Distulah mereka membangun kota Tenochtitlan. Mereka memperluas kota
tersebut dengan membuat rakit-rakit yang terbuat dari anyaman ranting
dan rotan yang uruk tanah dan tanaman. Di daerah danau ini mereka
mengembangkan pertanian yang bersifat primitif. Kota Tenocthitlan yang
didirikan oleh bangsa Aztec kemudian berkembang menjadi pusat kegiatan
ritual. Bangunan pemujaan berbentuk piramid banyak didirikan.
Bangsa Aztec adalah bangsa yang gemar berperang, bagi mereka perang
merupakan bagian dari budaya sendiri dan bagian dari sistem kepercayaan.

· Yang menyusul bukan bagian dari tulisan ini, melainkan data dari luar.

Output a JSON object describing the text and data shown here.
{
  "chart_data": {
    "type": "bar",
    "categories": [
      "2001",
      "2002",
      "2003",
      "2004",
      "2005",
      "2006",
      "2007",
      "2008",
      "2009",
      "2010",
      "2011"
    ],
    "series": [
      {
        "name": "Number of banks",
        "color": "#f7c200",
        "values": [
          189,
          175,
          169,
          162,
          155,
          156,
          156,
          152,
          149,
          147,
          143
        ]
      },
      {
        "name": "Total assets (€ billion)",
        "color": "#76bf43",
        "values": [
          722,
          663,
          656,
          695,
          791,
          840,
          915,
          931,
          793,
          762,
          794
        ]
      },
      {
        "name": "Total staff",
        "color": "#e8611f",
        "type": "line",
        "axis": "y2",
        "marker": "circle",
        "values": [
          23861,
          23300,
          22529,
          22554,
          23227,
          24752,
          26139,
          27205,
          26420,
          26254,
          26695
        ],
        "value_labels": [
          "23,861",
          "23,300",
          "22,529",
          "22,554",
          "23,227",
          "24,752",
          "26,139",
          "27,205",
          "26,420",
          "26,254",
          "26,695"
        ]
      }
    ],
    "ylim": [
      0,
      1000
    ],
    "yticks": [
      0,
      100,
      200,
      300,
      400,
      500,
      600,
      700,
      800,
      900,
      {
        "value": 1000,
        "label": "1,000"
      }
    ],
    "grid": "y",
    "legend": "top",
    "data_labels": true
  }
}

Bangsa Aztec menyembah banyak dewa atau politheisme. Mereka menyembah
dewa matahari yaitu Huitzilochti. Mereka mempercayai bahwa matahari
adalah sumber kehidupan dan harus terus dipelihara, agar terus beredar
pada orbitnya dan berputar terbit dan tenggelam. Untuk itu diperlukan
pelumas yang murni yaitu darah manusia. Mereka meyakini bahwa
pengorbanan manusia merupakan tugas suci dan wajib dilakukan agar dewa
matahari tetap memberikan kemakmuran bagi manusia. Upacara pengorbanan
dilakukan diatas altar dipuncak piramid dengan cara mengambil
jantung korban untuk pendeta. Upacara pengorbanan manusia juga dilakukan
secara masal dengan cara membunuh banyak orang.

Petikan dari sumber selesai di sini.